Well, I don't like to brag about all this free time I have, but...
Actually, what my retired friends have been telling me is true: it's hard to believe a retired person can be so busy! How did I ever get anything done when I was working?
At the end of May I completed 30 years of teaching high school English at CHS. That being a Friday, my dear GFs had a little shindig at a local eating establishment - one that featured a lovely patio for outdoor dining. We wore tiaras and boas; what a raucous group we were!
The tradition with this group of friends has been that the retiring friend gets a quilt made by the rest of us in ssshhh...s-e-c-r-e-t! After about 4 retirements, though, it was sorta' hard to keep that secret. We have used the same quilt pattern for every retirement quilt, and I suspect that we will continue to use it, as it is fun to see how totally different each retiree's quilt is from the others. We typically select fabrics based on the retiree's interests or color schemes. One friend loves blue and white quilts, so naturally that was what we used for her quilt. Another decorates with a lot of Americana, so hers was red, white and blue.

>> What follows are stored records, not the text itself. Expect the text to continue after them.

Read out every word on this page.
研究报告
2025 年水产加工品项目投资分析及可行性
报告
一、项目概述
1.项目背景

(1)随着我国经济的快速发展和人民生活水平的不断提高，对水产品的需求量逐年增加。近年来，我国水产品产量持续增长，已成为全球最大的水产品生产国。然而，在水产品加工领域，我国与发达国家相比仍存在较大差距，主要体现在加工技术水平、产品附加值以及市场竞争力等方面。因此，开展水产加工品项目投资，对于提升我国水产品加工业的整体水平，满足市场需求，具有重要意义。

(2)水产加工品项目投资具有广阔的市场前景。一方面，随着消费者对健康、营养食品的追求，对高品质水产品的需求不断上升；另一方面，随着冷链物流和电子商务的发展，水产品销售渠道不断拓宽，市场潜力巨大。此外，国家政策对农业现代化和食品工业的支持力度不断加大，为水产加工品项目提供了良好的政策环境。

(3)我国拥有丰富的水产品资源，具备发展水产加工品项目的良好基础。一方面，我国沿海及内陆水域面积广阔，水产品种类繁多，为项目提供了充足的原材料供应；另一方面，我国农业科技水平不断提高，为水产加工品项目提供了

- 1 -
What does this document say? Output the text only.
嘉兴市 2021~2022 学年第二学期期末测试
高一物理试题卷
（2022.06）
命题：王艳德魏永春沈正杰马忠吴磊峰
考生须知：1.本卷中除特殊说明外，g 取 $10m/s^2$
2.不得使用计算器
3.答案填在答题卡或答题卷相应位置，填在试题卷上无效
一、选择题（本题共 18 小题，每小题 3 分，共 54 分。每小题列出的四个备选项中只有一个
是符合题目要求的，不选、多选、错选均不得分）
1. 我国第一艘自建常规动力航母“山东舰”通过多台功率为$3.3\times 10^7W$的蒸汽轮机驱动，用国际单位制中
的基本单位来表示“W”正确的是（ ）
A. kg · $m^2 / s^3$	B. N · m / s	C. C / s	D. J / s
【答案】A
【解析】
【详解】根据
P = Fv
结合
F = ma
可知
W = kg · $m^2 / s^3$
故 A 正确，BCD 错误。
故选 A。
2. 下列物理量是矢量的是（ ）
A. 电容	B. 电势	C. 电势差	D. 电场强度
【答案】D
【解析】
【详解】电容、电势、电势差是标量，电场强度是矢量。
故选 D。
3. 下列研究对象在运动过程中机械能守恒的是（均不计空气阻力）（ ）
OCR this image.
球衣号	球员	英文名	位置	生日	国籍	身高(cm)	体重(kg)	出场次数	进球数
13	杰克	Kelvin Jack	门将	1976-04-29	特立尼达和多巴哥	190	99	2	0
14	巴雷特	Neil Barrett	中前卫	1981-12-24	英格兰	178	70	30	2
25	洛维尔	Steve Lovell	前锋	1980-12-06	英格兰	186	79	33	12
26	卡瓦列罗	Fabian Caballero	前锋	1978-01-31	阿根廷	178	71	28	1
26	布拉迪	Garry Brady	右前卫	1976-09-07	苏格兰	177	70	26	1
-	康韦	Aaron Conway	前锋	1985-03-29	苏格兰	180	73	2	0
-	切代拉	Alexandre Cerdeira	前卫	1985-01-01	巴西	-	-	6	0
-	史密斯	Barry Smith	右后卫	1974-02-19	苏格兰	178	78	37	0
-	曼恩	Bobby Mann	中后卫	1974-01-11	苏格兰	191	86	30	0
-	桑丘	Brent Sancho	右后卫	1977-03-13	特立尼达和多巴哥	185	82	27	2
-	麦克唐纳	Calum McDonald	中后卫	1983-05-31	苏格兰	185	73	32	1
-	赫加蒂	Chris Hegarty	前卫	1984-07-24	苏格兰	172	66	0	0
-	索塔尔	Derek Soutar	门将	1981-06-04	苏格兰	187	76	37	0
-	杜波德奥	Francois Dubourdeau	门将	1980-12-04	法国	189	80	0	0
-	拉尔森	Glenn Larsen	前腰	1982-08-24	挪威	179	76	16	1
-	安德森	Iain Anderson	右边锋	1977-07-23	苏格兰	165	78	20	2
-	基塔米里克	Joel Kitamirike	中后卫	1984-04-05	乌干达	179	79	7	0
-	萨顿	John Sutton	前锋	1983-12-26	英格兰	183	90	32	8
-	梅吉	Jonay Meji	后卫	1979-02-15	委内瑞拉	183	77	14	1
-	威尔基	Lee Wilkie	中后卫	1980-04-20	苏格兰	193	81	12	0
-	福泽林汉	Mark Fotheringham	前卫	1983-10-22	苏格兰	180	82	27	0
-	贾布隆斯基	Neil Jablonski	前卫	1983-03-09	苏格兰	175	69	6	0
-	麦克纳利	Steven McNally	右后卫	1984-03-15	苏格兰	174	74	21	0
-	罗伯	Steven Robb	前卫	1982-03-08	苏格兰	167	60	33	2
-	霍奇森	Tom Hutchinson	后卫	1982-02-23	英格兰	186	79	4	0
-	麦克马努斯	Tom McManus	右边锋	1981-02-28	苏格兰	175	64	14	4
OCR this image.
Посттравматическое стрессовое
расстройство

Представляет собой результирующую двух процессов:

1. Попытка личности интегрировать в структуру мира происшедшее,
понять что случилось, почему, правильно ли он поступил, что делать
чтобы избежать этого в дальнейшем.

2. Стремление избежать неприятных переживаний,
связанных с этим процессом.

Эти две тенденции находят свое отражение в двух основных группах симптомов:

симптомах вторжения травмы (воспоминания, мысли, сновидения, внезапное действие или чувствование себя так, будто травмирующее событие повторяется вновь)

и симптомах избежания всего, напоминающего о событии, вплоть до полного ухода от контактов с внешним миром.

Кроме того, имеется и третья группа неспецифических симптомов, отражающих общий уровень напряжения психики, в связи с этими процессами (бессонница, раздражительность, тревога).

Here's what they made for me:
Doing this in secret is quite an accomplishment. One or two will take the lead and cut fabrics for all the stars, then distribute to the rest. Generally, individuals are assigned 2 stars to make by a given deadline, and then, somehow, the group schedules a secret sewing day for construction of the top. It works pretty well, actually.
The pattern is from Lynette Jensen's Thimbleberries book, North Bay Quilts. It is featured on the cover and is called Christmas Confetti. I ought to get all the other retired girls to bring their quilts on an outing so we can get pictures. The study in contrasts would be interesting.